ブルーハーツ「青空」のカバーや、真夜中の路上ライブを描いた「週末路上ヒロイン」、そして「シーサイドドーナッツ」では観客とのコールアンドレスポンスや振り付けでグイグイと盛り上げていく。昨年公開された映画『グッドバイ、バッドマガジンズ』の主題歌に抜擢された「パレード」は、会場全体が息を呑むように聴き入った。「ありのままで生きるのって難しいじゃないですか。等身大のままじゃいられないからこうやって歌っているんですけど、立ち止まって聴いてくれる人もいるし、用事があるから行っちゃう人もいて。少しでも私の歌があなたのためになればいいと思います。都合よく私の歌を使ってください。また会いましょう」と語り、「ヒカリ」「スポット」の2曲を歌い切って幕を下ろした。

「思った以上に声が響く場所で驚きました。観光客の方も多いし、はじめて私を観てくれる人が多い場所で歌えて本当にありがたいです。ライブをはじめて間もない頃、なかなか上手くいかないことも多くて、ライブ帰りに泣きながら歌舞伎町を通ったこともあって(笑)。新宿LOFTでライブしたときも動員がなかなか増えなくて、泣きながら歌舞伎町のカフェで打ち合わせしたりしました。だから、今日のライブはちょっと感情的になったかもしれないですね。MCも言葉に詰まっちゃったり。
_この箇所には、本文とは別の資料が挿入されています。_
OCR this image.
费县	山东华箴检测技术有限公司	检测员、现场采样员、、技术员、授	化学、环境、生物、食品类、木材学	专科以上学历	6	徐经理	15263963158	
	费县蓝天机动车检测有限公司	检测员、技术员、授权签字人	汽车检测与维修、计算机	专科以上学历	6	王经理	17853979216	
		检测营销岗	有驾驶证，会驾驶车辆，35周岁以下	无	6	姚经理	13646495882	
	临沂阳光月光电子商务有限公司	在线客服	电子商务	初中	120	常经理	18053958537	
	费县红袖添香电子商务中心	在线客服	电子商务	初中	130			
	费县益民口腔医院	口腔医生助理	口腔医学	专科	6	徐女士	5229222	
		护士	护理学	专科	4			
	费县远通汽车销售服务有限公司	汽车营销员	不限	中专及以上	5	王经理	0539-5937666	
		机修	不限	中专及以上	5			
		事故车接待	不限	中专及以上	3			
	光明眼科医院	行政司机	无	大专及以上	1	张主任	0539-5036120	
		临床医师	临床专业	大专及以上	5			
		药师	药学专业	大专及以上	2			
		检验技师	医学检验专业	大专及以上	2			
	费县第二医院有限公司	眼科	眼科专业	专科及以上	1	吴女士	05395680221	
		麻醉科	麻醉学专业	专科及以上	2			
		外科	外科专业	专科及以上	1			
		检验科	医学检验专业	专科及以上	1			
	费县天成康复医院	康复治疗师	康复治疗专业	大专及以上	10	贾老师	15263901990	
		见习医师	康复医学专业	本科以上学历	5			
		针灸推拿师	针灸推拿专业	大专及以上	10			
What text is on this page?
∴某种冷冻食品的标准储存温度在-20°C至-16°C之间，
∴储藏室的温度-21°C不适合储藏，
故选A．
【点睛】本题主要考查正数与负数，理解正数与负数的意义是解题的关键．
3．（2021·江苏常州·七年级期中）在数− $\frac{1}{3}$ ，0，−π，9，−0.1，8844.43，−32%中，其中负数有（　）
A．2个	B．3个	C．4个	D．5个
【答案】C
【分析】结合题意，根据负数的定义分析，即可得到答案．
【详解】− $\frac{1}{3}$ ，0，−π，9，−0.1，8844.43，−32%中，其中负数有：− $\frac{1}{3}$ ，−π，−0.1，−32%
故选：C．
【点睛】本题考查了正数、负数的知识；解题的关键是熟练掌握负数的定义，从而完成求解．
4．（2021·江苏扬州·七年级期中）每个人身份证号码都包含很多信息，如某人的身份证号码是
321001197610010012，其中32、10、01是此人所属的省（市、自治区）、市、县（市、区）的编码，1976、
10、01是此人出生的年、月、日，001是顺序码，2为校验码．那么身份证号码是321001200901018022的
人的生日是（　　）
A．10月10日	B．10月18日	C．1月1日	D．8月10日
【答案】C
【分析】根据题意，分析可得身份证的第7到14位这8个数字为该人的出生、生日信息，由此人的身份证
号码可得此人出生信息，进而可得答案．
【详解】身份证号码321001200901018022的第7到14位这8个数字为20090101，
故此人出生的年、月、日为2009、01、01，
歌舞伎町で遊んでいたけど疎遠になった友達もいるし、出会いと別れが多い街だと思います。少しでも私のことを知ってほしいので、ライブにぜひ足を運んでほしいです。」

ナギサワカリン

埼玉県出身。
語学留学でオーストラリアへ渡り、その後大分の大学に進学し卒業してから、音楽を始める。
2022年、 初流通盤 1stEP『君を待っている』をリリース。
Eggs Choces週間ランキングで初登場にして1位を獲得。
JUNE ROCK FESTIVALをはじめ様々なイベントに出演し、新宿LOFTにてワンマンを行う。映画 『グッドバイ、バッドマガジンズ』の主題歌に抜擢され話題となる。

「明日を生きる、全ての不器用達へ。」を掲げ、歌い続けるシンガーソングライター。